Should the government ban the sale of over-the-counter drugs in capsule form?
That step is being considered by the U.S. Food and Drug Administration in response to the nationwide recall this week of 12-hour Sudafed decongestant capsules. The recall was ordered following reports that Sudafed sold in the Seattle area was poisoned with cyanide, leading to two deaths and a serious illness.This is the third product-tampering case to result in a nationwide recall in the past decade. In 1982, seven people died in the Chicago area after extra-strength Tylenol capsules were contaminated with cyanide. In 1989, all shipments of Chilean grapes to the United States were quarantined after trace amounts of cyanide were found in two red seedless grapes. Neither case was ever solved.
The Chilean grape episode shows that a ban on capsules is no cure-all, since a determined poisoner could easily switch to poisoning fruit, milk, eggs, or liquid medicines. Indeed, as Americans become more knowledgeable about science and technology, the threat of tampering with non-capsule pills and tablets can be expected to increase.
Instead of a ban on capsules, what's needed now is an education program aimed at alerting the public to signs of tampering.

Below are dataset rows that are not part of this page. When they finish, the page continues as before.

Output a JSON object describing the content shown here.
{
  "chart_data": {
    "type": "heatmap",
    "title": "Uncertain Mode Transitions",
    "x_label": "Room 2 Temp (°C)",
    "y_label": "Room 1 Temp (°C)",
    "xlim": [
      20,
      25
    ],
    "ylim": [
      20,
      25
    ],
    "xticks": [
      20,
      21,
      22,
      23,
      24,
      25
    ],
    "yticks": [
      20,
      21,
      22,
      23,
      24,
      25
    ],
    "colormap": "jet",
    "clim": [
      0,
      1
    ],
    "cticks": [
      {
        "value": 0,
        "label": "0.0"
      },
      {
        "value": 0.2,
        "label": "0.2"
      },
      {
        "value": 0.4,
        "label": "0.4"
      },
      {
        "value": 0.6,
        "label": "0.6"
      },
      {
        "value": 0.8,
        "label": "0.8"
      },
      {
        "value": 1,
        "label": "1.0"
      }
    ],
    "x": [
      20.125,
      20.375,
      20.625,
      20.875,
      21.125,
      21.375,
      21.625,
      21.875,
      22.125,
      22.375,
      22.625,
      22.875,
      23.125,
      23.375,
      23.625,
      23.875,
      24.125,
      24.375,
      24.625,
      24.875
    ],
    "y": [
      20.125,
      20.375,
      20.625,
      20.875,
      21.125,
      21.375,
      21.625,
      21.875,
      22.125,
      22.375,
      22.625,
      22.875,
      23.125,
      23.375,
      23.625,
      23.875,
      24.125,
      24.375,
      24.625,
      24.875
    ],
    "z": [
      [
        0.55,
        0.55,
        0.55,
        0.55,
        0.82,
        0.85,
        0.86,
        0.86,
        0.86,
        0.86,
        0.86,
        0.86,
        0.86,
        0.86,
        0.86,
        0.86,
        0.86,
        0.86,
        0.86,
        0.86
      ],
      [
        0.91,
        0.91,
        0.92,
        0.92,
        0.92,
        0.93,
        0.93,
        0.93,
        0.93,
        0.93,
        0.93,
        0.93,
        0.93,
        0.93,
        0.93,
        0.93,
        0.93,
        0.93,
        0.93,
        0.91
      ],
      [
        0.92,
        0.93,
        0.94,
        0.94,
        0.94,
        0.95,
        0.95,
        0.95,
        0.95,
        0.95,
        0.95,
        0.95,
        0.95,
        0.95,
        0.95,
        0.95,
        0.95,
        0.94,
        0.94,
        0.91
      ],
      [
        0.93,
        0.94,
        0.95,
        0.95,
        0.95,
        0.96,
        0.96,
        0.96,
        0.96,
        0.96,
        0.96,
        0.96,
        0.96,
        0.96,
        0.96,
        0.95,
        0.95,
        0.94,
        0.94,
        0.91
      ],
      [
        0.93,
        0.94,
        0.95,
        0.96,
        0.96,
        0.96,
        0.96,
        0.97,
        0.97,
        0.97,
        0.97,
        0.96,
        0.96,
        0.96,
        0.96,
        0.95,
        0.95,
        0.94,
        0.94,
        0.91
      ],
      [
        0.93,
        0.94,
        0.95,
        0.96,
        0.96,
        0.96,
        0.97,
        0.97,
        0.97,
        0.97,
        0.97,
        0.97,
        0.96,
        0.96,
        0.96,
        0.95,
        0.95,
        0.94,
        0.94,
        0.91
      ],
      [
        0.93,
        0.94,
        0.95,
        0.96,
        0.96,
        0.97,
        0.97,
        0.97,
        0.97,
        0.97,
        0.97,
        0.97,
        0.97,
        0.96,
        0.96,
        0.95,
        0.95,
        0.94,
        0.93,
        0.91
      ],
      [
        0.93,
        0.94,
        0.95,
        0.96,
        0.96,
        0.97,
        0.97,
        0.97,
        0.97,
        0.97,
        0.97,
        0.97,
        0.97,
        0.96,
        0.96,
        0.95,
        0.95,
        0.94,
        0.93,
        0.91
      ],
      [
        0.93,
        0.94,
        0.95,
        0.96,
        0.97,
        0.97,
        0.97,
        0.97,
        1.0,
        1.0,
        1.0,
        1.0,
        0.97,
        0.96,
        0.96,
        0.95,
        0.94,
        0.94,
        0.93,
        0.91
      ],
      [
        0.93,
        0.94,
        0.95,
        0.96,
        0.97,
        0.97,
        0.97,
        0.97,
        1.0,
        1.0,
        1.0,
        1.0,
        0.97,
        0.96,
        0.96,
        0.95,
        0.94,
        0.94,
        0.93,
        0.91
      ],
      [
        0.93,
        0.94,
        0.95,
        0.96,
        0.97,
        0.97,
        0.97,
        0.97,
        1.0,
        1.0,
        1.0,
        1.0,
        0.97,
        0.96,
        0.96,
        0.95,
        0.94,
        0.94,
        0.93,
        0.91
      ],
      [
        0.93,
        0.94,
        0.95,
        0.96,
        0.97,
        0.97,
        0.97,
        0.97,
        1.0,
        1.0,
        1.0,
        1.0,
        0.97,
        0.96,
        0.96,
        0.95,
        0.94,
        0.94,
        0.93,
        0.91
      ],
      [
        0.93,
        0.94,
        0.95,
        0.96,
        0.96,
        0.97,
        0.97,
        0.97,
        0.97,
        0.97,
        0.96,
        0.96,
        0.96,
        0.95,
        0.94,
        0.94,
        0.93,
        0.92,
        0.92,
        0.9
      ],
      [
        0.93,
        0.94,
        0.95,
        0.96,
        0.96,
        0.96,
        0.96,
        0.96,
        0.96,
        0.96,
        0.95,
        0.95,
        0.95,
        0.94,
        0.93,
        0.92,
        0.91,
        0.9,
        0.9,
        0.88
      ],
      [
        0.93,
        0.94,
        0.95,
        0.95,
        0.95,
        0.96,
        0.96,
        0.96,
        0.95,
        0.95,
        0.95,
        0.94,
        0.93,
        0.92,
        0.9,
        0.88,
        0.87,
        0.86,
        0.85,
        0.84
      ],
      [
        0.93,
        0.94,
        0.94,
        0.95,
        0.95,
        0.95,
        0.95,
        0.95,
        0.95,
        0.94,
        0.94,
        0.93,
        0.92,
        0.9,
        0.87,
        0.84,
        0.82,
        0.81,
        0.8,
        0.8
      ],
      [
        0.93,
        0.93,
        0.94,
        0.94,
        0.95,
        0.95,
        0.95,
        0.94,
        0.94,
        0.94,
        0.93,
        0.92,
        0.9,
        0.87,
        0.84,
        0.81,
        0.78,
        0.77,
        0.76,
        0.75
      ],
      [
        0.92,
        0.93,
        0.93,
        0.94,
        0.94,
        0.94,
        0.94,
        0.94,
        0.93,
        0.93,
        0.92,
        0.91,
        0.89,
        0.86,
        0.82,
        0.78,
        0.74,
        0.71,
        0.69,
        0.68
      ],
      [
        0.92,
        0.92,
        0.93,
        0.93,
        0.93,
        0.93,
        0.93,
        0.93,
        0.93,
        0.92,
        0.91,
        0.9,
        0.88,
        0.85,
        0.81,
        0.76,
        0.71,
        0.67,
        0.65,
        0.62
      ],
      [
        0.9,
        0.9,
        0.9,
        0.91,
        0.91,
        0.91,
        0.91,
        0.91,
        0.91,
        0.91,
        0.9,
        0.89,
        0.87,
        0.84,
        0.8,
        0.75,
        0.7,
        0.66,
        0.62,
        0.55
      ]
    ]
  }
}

Since the 1982 deaths of seven people in Chicago from cyanide-laced Tylenol capsules, manufacturers of over-the-counter medicines have been required to include two tamper-resistant features in each product. Sudafed has not just two but three: a blue band around the middle of the capsule itself, a foil seal on a blister pack, and a plastic tape on the outside of the box.
The FDA says the poisoned packages in Seattle showed obvious signs of tampering - the blue band was gone on one of the capsules, it contained a yellower, finer powder and the foil on the back had been cut and re-sealed with tape.
The lesson should be clear: Tamper-resistant isn't tamper-proof. Despite improvements in product design and packaging, there's no guaranteed safeguard against some determined madman. And there's still no substitute for paying close attention to the pills we take and the packages they come in.